Change is constant, and nowhere is that truer than in the realm of technology.
An Ohio State research team has found a powerful new material that will change the way free electrons — particles with negative electric charges — interact within complex electronics.
Described as a single crystalline structure, the material NaSn2As2 was discovered while working with 2-D and 3-D layered materials.
“The goal of the project was to look at what was in between these layers of atoms and how it varies,” Joseph Heremans, co-author of the study and professor of mechanical and aerospace engineering, said.
The team’s experiments initially focused on the strength of electrical properties between electrons but took a turn when researchers discovered that the new material could switch between positively and negatively charged electrons.

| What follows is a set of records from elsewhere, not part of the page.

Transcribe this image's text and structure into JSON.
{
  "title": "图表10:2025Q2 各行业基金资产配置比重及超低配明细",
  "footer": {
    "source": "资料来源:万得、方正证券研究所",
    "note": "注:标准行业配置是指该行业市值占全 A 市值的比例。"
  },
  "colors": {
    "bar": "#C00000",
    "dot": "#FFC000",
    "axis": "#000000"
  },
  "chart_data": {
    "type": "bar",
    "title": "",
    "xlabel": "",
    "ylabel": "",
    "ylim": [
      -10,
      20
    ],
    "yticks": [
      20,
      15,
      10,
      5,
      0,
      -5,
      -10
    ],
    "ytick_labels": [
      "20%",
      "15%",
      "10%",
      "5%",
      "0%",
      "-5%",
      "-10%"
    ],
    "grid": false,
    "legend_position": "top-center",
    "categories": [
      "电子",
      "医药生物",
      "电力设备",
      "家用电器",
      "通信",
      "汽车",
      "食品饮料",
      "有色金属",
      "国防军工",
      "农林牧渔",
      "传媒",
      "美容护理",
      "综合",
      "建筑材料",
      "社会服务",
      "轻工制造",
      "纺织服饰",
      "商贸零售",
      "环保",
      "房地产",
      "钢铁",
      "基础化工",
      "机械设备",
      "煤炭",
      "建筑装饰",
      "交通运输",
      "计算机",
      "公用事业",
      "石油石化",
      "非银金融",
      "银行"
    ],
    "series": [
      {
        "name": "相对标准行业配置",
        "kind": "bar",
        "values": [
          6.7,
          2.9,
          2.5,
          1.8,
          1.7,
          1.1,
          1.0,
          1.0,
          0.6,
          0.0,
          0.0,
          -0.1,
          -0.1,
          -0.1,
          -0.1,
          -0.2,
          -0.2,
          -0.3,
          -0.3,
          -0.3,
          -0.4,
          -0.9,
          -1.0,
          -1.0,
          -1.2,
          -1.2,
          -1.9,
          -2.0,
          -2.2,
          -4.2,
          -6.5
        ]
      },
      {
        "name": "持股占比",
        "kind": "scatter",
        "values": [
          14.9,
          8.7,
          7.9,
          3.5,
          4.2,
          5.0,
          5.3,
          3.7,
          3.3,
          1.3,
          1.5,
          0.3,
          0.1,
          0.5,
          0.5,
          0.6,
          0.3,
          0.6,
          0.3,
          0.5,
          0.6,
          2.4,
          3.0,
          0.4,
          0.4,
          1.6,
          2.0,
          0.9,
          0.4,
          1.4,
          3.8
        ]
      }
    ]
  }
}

“With this invention, you can make out of one material the same things that you needed three materials for in the past,” Heremans said.
From the trillions of transistors in cellphones to electronic thermal sensors and generators, this discovery could enable new kinds of advancements in technology with fewer resources, Heremans said.
Bin He, study co-author and a graduate student in mechanical engineering, has been working with thermal measurements for three years to predict the electrons’ path.
“Electrical measurements are relatively easy on thin films, but with thermal we have to be kind of careful,” He said. “In principle, we can make some kind of new electronic device out of it.”
After making the initial discovery of the material, He tested it numerous times before concluding it was the structure, and not a mistake, that allowed it to act as a semiconductor.
Afterward, one of the most important parts of the project was making samples and repeating the experiment, Heremans said.
“When you have something like this you have to repeat it,” Heremans said. “We have another rule. If you think you know how an effect works, you have to also make it go away.”
Earlier this month, their research was published in the journal Nature Materials after receiving funding from the National Science Foundation.
While the material has not been used outside of the lab, the potential for new technology isn’t dying out anytime soon.
“As a graduate student, you have to figure it out if you see some new phenomenon,” He said. “It’s very exciting, so it’s kind of like shining a light on the next step that our collaborators are working on.”